Le sentier d’Abraham (Masar Ibrahim en arabe) est à la fois une passerelle culturelle et une route touristique qui retrace les pas d’Abraham (ou Ibrahim), le père du judaïsme, du christianisme et de l’islam. Long de plus de 400 km, il relie 40 communautés de 4 pays. À terme, il devrait couvrir pratiquement 5 000 km et 10 pays du Moyen-Orient. En renforçant le capital économique, humain, social et culturel des communautés rurales, cette initiative propose une alternative originale pour doper le tourisme, certes, mais aussi pour assurer le développement économique et la construction de la paix.
Chemin faisant, le randonneur loge chez l’habitant, prend des repas maison avec ses hôtes palestiniens et découvre l’histoire et la culture de la région aux côtés de guides locaux. C’est un moyen d’injecter de l’argent dans l’économie locale plus efficace que les visites d’une journée à Bethlehem, qui constituent encore l’essentiel du tourisme en Palestine. Plus de 4 000 voyageurs ont foulé ce sentier depuis 2008, surtout dans sa partie palestinienne et jordanienne.
La popularité croissante de cette randonnée s’explique par une tendance toujours plus nette dans le tourisme mondial : les aventuriers des temps modernes raffolent de voyages faisant sens dans des endroits encore relativement vierges. Ils recherchent une expérience unique et authentique, loin du luxe et du confort habituels. Ils veillent aussi au respect de normes plus strictes en matière d’éthique et de responsabilité sociale et ne se voient pas comme des touristes de masse mais plutôt comme des précurseurs testant de nouvelles idées et de nouveaux modes de voyage et de rencontres. La découverte de bourgades et de villages à l’écart des grands circuits touristiques s’inscrit de plus en plus dans ce tourisme « signifiant » qu’ils appellent de leurs vœux.
Le soutien à ce tourisme culturel au plus près du terrain est aussi une solution inédite pour créer des emplois dans des communautés rurales pauvres et toucher des groupes souvent exclus — comme les femmes et les jeunes — et contribuer ce faisant à la réduction de la pauvreté et à la promotion d’une prospérité partagée. Ce sont surtout les femmes que l’on rencontre le long du sentier d’Abraham, car elles peuvent gérer et préparer l’hébergement et les repas sans forcément sortir de chez elles (un aspect important dans les ménages arabes ruraux traditionnels). Les organisations locales les aident à développer le commerce des produits artisanaux de leur fabrication, qu’elles vendent au voyageur de passage ou à leurs hôtes d’une nuit. Pour les jeunes, qui accompagnent les randonneurs, c’est l’occasion d’apprendre une langue étrangère ou d’en peaufiner la maîtrise et de se donner ainsi de meilleures chances professionnelles.
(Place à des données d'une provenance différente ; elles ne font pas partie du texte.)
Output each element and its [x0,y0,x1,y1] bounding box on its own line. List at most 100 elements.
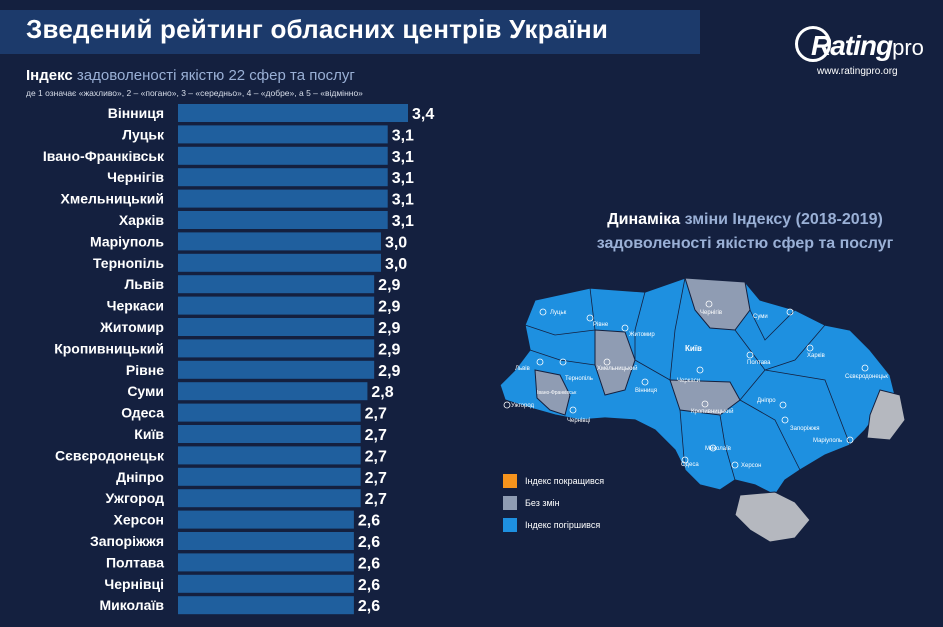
city-label: Маріуполь [813,438,842,444]
city-label: Дніпро [757,398,776,404]
bar-category-label: Івано-Франківськ [43,148,165,164]
bar-value-label: 3,1 [392,213,414,230]
city-label: Миколаїв [705,446,731,452]
city-marker [846,436,854,444]
city-label: Харків [807,353,825,359]
bar [178,489,361,508]
legend-label: Індекс погіршився [525,520,601,530]
bar-value-label: 2,6 [358,513,380,530]
bar [178,510,354,529]
occupied-east-region [866,389,906,441]
map-title-line2: задоволеності якістю сфер та послуг [596,235,894,252]
bar-category-label: Рівне [126,362,164,378]
city-marker [569,406,577,414]
logo-url: www.ratingpro.org [817,66,898,77]
bar-value-label: 3,1 [392,127,414,144]
legend-item-declined: Індекс погіршився [503,514,604,536]
bar-value-label: 2,9 [378,277,400,294]
map-title: Динаміка зміни Індексу (2018-2019) задов… [575,208,915,256]
bar-value-label: 2,6 [358,555,380,572]
bar-category-label: Хмельницький [61,191,164,207]
city-marker [786,308,794,316]
bar-category-label: Вінниця [108,105,164,121]
bar [178,232,381,251]
city-marker [746,351,754,359]
city-marker [696,366,704,374]
bar [178,553,354,572]
bar [178,168,388,187]
city-label: Херсон [741,463,761,469]
legend-label: Без змін [525,498,560,508]
bar [178,467,361,486]
bar-category-label: Суми [127,383,164,399]
bar-value-label: 2,6 [358,534,380,551]
bar-value-label: 2,9 [378,299,400,316]
city-label: Хмельницький [597,365,637,372]
city-marker [681,456,689,464]
bar [178,339,375,358]
map-title-rest: зміни Індексу (2018-2019) [680,211,883,228]
ratingpro-logo: Ratingpro www.ratingpro.org [795,26,935,82]
city-label: Черкаси [677,378,700,384]
city-label: Одеса [681,462,699,468]
bar [178,189,388,208]
bar-value-label: 2,6 [358,577,380,594]
bar [178,574,354,593]
legend-swatch [503,474,517,488]
city-labels: Луцьк Рівне Житомир Чернігів Суми Київ Л… [503,300,888,469]
city-marker [503,401,511,409]
bar [178,296,375,315]
city-label-kyiv: Київ [685,344,702,353]
bar [178,532,354,550]
bar-value-label: 3,1 [392,149,414,166]
city-label: Чернівці [567,418,590,424]
bar-value-label: 2,9 [378,363,400,380]
bar-category-label: Ужгород [106,490,165,506]
bar-value-label: 2,7 [365,406,387,423]
bar-category-label: Київ [134,426,164,442]
bar-category-label: Дніпро [116,469,164,485]
bar-value-label: 3,0 [385,234,407,251]
region-ivano-frankivsk [534,369,571,416]
bar-category-label: Сєвєродонецьк [55,447,165,463]
bar-category-label: Миколаїв [99,597,164,613]
city-marker [621,324,629,332]
bar [178,596,354,615]
bar-category-label: Полтава [106,554,164,570]
bar [178,125,388,144]
bar-value-label: 2,9 [378,341,400,358]
chart-subtitle-lead: Індекс [26,67,73,84]
city-marker [539,308,547,316]
bar-value-label: 2,7 [365,470,387,487]
map-legend: Індекс покращився Без змін Індекс погірш… [503,470,604,536]
city-marker [709,444,717,452]
city-label: Сєвєродонецьк [845,374,888,380]
bar-category-label: Запоріжжя [90,533,164,549]
logo-brand-pro: pro [892,35,924,60]
bar-category-label: Тернопіль [93,255,164,271]
bar [178,211,388,229]
bar-value-label: 3,1 [392,170,414,187]
page-title: Зведений рейтинг обласних центрів Україн… [26,14,609,44]
bar [178,275,375,294]
region-borders [524,277,851,481]
city-label: Івано-Франківськ [537,390,577,396]
bar-category-label: Житомир [99,319,164,335]
legend-item-no-change: Без змін [503,492,604,514]
bar-category-label: Харків [119,212,165,228]
scale-note: де 1 означає «жахливо», 2 – «погано», 3 … [26,88,363,98]
city-label: Рівне [593,322,609,328]
legend-swatch [503,518,517,532]
city-marker [641,378,649,386]
bar-category-label: Одеса [121,405,164,421]
bar-value-label: 3,0 [385,256,407,273]
city-label: Вінниця [635,388,657,394]
bar-category-label: Чернівці [104,576,164,592]
city-marker [779,401,787,409]
city-label: Суми [753,314,768,320]
title-band [0,10,700,54]
logo-text: Ratingpro [811,30,924,62]
city-label: Кропивницький [691,408,734,415]
bar-value-label: 3,4 [412,106,434,123]
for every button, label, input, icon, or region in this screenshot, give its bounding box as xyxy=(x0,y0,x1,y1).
Au-delà des retombées économiques, les communautés renforcent leur capital social et culturel — respect, compréhension et savoir — grâce à ces visiteurs de l’extérieur qu’elles accueillent dans leur intimité. La tradition d’hospitalité des Palestiniens, faite de confiance mutuelle et de réciprocité, est au cœur de ce projet et permet de jeter une passerelle entre les communautés locales et ceux venus d’ailleurs, que cet ailleurs soit ou non lointain. William Ury, l’initiateur du sentier d’Abraham qui participait récemment à une table ronde de la Banque mondiale, a rapporté les propos d’un Palestinien, pour qui ce sentier est « un lien vers le monde et une source d’espoir ». L’initiative permet effectivement de modifier les perceptions des gens de l’extérieur et de réinsuffler un sentiment d’identité culturelle locale.